Cybercriminals in the web-skimming business are sabotaging their competition by poisoning the payment data they exfiltrate from online stores. This cause the losing party to end up with a big fat nothing and a ruined reputation on underground forums.

The groups colliding on the real victim's server are from the MageCart line of cybercriminals, identified by the Yonathan Kliknsma of RiskIQ in order of their appearance, as group 3 and group 9. Obviously, one of them is better at this game and that is the latter.

Independent security researcher Willem de Groot and Jérôme Segura of Malwarebytes published two reports about the web-skimming code from Magecart group 9 wrecking their competition's operation.

The 'playground' was the website of Umbro Brazil and the B.Liv online cosmetics shop.

Hunting for rival's exfiltration domains

According to the researchers, the code used by group 9 is heavily obfuscated and it can detect the presence of other web-skimmers on the server. If a competing skimmer is detected, it intercepts the card data captured by the competition and changes the last card number so that the data becomes worthless.

To trigger the data-poisoning mechanism, the code checks for domain names used by the competitor to exfiltrate the payment details. If detected, it generates a random number from 0-9 and replaces the last card number with it.

Detecting competitor's exfiltration domain and changing card number
Detecting competitor's exfiltration domain and changing card number (credit: Malwarebytes)

Segura says that the slight modification of the card number may be sufficient to pass validation, but the payment information is useless.

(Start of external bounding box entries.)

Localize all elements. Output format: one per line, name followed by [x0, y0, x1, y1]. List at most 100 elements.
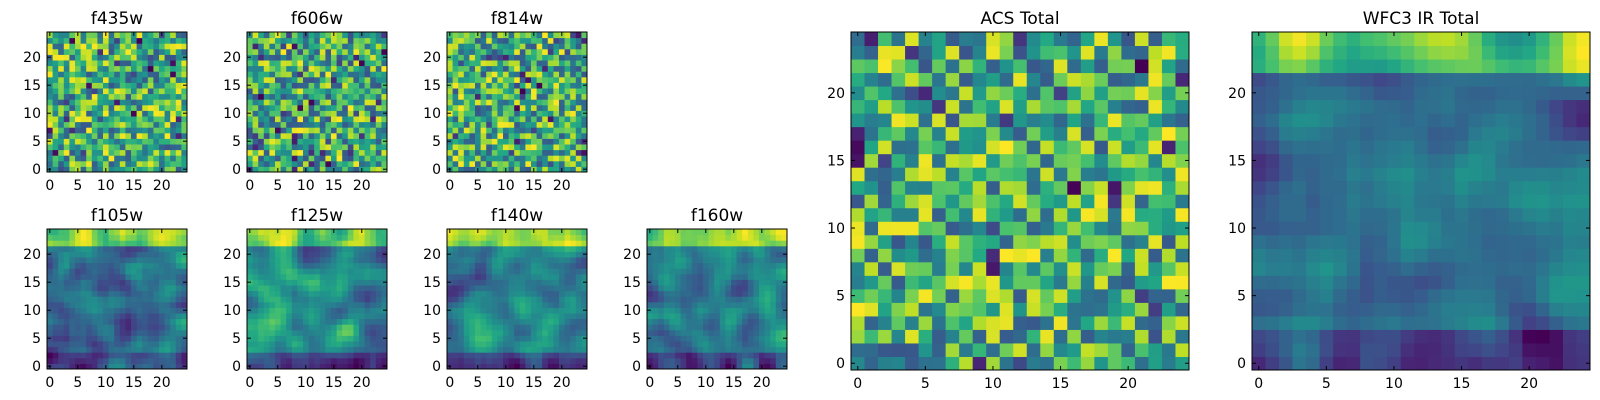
- heatmap-cell: [714, 301, 721, 308]
- heatmap-cell: [742, 251, 749, 258]
- heatmap-cell: [525, 296, 532, 303]
- heatmap-cell: [142, 155, 149, 162]
- heatmap-cell: [891, 180, 906, 195]
- heatmap-cell: [103, 116, 110, 123]
- heatmap-cell: [575, 71, 582, 78]
- heatmap-cell: [159, 144, 166, 151]
- heatmap-cell: [291, 93, 298, 100]
- heatmap-cell: [308, 43, 315, 50]
- heatmap-cell: [142, 121, 149, 128]
- heatmap-cell: [514, 285, 521, 292]
- heatmap-cell: [658, 229, 665, 236]
- heatmap-cell: [164, 43, 171, 50]
- heatmap-cell: [686, 346, 693, 353]
- heatmap-cell: [463, 76, 470, 83]
- heatmap-cell: [342, 60, 349, 67]
- heatmap-cell: [680, 251, 687, 258]
- heatmap-cell: [575, 166, 582, 173]
- heatmap-cell: [280, 290, 287, 297]
- heatmap-cell: [91, 127, 98, 134]
- heatmap-cell: [286, 88, 293, 95]
- heatmap-cell: [714, 290, 721, 297]
- heatmap-cell: [1067, 261, 1082, 276]
- heatmap-cell: [286, 110, 293, 117]
- heatmap-cell: [547, 104, 554, 111]
- heatmap-cell: [159, 104, 166, 111]
- heatmap-cell: [58, 324, 65, 331]
- heatmap-cell: [519, 301, 526, 308]
- heatmap-cell: [314, 76, 321, 83]
- heatmap-cell: [775, 273, 782, 280]
- heatmap-cell: [542, 268, 549, 275]
- heatmap-cell: [458, 138, 465, 145]
- heatmap-cell: [170, 82, 177, 89]
- heatmap-cell: [663, 301, 670, 308]
- heatmap-cell: [581, 37, 588, 44]
- heatmap-cell: [959, 356, 974, 371]
- heatmap-cell: [547, 93, 554, 100]
- heatmap-cell: [508, 301, 515, 308]
- heatmap-cell: [147, 301, 154, 308]
- heatmap-cell: [559, 251, 566, 258]
- heatmap-cell: [347, 346, 354, 353]
- heatmap-cell: [303, 234, 310, 241]
- heatmap-cell: [170, 43, 177, 50]
- heatmap-cell: [458, 296, 465, 303]
- y-tick-label: 15: [23, 78, 41, 94]
- heatmap-cell: [97, 335, 104, 342]
- y-tick-label: 10: [223, 303, 241, 319]
- heatmap-cell: [108, 88, 115, 95]
- y-tick-label: 15: [23, 275, 41, 291]
- heatmap-cell: [553, 54, 560, 61]
- heatmap-cell: [581, 144, 588, 151]
- heatmap-cell: [269, 144, 276, 151]
- heatmap-cell: [80, 93, 87, 100]
- heatmap-cell: [452, 285, 459, 292]
- heatmap-cell: [103, 240, 110, 247]
- heatmap-cell: [108, 82, 115, 89]
- heatmap-cell: [170, 318, 177, 325]
- heatmap-cell: [136, 160, 143, 167]
- heatmap-cell: [147, 335, 154, 342]
- heatmap-cell: [905, 288, 920, 303]
- heatmap-cell: [719, 251, 726, 258]
- heatmap-cell: [58, 268, 65, 275]
- heatmap-cell: [1053, 248, 1068, 263]
- heatmap-cell: [136, 268, 143, 275]
- heatmap-cell: [519, 166, 526, 173]
- heatmap-cell: [108, 335, 115, 342]
- heatmap-cell: [86, 160, 93, 167]
- heatmap-cell: [86, 329, 93, 336]
- heatmap-cell: [91, 257, 98, 264]
- heatmap-cell: [125, 99, 132, 106]
- heatmap-cell: [480, 104, 487, 111]
- heatmap-cell: [475, 93, 482, 100]
- heatmap-cell: [514, 268, 521, 275]
- heatmap-cell: [159, 313, 166, 320]
- heatmap-cell: [275, 346, 282, 353]
- heatmap-cell: [342, 144, 349, 151]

Selling non-working card data on the black market is a serious hit to the seller's reputation, de Groot explains.

"Why the subtle sabotage, instead of just killing the inferior skimmer? On the dark web markets, reputation is everything," stated de Groot in a blog post about the competing skimmers. "If one sells non-working cards, angry customers will publicly complain and it will destroy the competing “brand”."

Sabotaging competition is a strategy seen in the past in cryptomining operations. GhostMiner, the first fileless cryptocurrency miner scans and stops other processes that may be mining on the host, a behavior later adopted by CroniX.

Magecart operations typically take advantage of third-party scripts that are loaded at checkout. To protect themselves, website owners should remove payment information pages any components that are not required to process the transaction or customer data. Risk of compromise is further reduced by keeping plugins updated to the latest version.